# A sad, but TRUE Story....



## Ralphthe3rd (Feb 24, 2011)

Can you Fix it ?......ahhhh- NO !



















Now (as Paul Harvey used to say)- The Rest of the Story.....

- do you want to hear the Sad- But True story behind the Indy Car body seen above !? Ok, ya see we live in Amish Country in Central PA, and there is this nice Amish Guy who runs a second hand store selling a little bit of Everything ! Well, this guy(named Adam) goes to Auctions every weekend and gets alot of stuff- for re-sale in his little store. Well suffice to say he got a battered and Very old, but semi intact, HO Slot car set. The box was falling apart and the contents were scattered and the cars were apart and missing wheels etc. Some guy(not me), comes into his store, see's the box top and offers him $3 for just the box lid, but he passes on all the contents, and just buys the lid for the cover art, and both men are happy. Anyway, Adam now thinks, that the remainder of the contents is Junk, so he has his young son toss it onto the Burn Pile behind his Shop ! (a few days pass) Well..... I end up seeing the Box lid at an Antique shop near me and Buy it, and inquire where it came from, the man who bought it tells me, and I try and make it down the very next day to the Amish Man's store, and ask him about it. He leads me out to the burn pile, and at the very edge of the pile, that is where I recover this semi Melted and deformed, T-Jet Indy Car body  ...and I cried  

PS- there is even MORE to this story, as I said before, I now own the Box lid....and here is a photo of the lid I pulled off the internet before I purchased my LID.... you may recognize this from an earlier thread I started a few days ago


----------



## slotcardan (Jun 9, 2012)

.........


----------



## 60chevyjim (Feb 21, 2008)

just think if it has been the 32 ford pickup or a tjet galaxie ouch.


----------



## Ralphthe3rd (Feb 24, 2011)

*Will be leaving As-IS....*

Dan, I know how to semi restore it as you mention, BUT, it will be left As-IS....as a reminder.


----------



## GT40 (Jan 18, 2014)

3rd
That is one tall blonde standing by the Impala in the first pic
Hope you can fix the cool Indy Car.

gt40


----------



## old blue (May 4, 2007)

.....you can always make goop out of it.......


----------



## slotcarman12078 (Oct 3, 2008)

The real question is did the driver survive the fiery crash?


----------



## TUFFONE (Dec 21, 2004)

slotcarman12078 said:


> The real question is did the driver survive the fiery crash?

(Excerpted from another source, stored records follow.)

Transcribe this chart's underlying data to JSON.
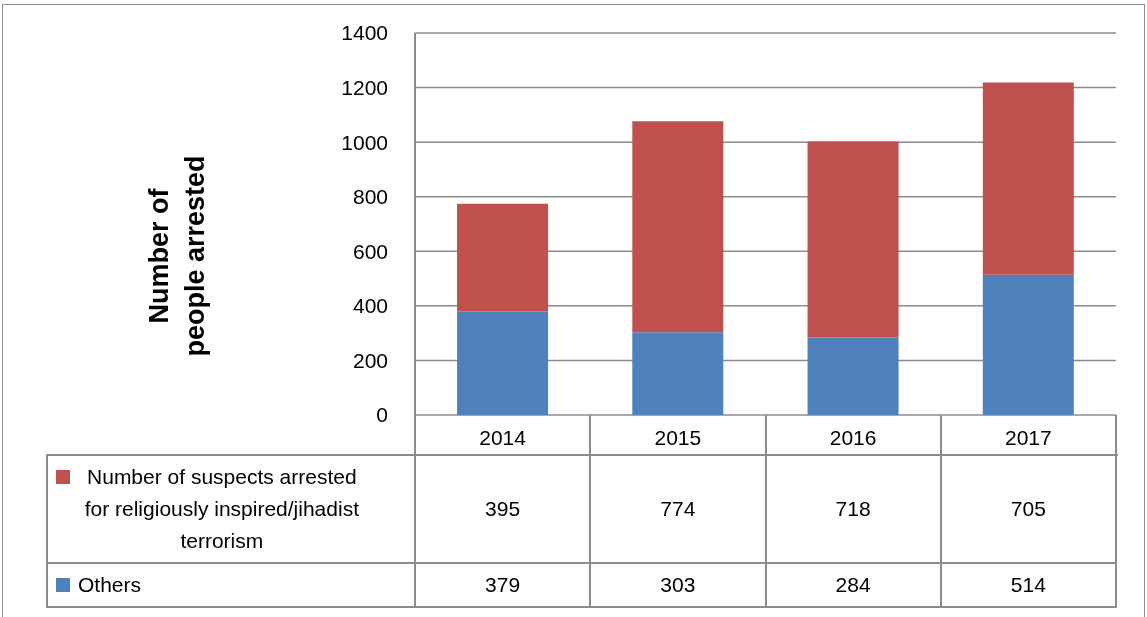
{
  "chart_data": {
    "type": "bar",
    "ylabel": "Number of\npeople arrested",
    "categories": [
      "2014",
      "2015",
      "2016",
      "2017"
    ],
    "series": [
      {
        "name": "Others",
        "color": "#4f81bd",
        "values": [
          379,
          303,
          284,
          514
        ]
      },
      {
        "name": "Number of suspects arrested for religiously inspired/jihadist terrorism",
        "color": "#c0504d",
        "values": [
          395,
          774,
          718,
          705
        ]
      }
    ],
    "stacked": true,
    "ylim": [
      0,
      1400
    ],
    "yticks": [
      0,
      200,
      400,
      600,
      800,
      1000,
      1200,
      1400
    ],
    "grid": "y",
    "legend": "bottom",
    "data_labels": true
  }
}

 I'll bet many pit boxes hold tales of fiery encounters...


----------



## MSwaterlogged (Feb 5, 2014)

Ouch!!!


----------



## Tuxedo (Dec 14, 2011)

TUFFONE said:


> I'll bet many pit boxes hold tales of fiery encounters...


Bill Hall could fix that one :thumbsup:


----------



## Bill Hall (Jan 6, 2007)

I wish there was a Magic Wand for that!

That looks like the tasty part of a 'Smore.


----------



## TUFFONE (Dec 21, 2004)

TUFFONE said:


> I'll bet many pit boxes hold tales of fiery encounters...


This fiery encounter took place in 1970 if I remember correctly. I used to race on a Wide Track set at my best friend's house. We added some "extra" racing fuel and some open flame to the situation. We lit it up and hit the gas. I don't remember how many laps were achieved before engine failure, but it sure was fun to watch!


----------



## Ralphthe3rd (Feb 24, 2011)

*I got another piece of the set.....*

Something ELSE Escaped the Burn Pile ! I got an email from the guy that I got the Penn Line Indy 500 Box lid from(which is framed and on the wall now). And he told me the amish guy discovered something from the set that he didn't burn , but set aside and forgot about.... he said it was this Red Box thing. LOL- so I went to the amish guy's shop and he had been expecting me. And what he had saved, and spared from the burn pile, was the Set Transformer !  
So now I have the box lid and the Transformer from the Penn Line set. Oh, and btw, the 12v transformer Works GREAT ! :woohoo:


----------



## swamibob (Jan 20, 2009)

Very groovy!

Tom


----------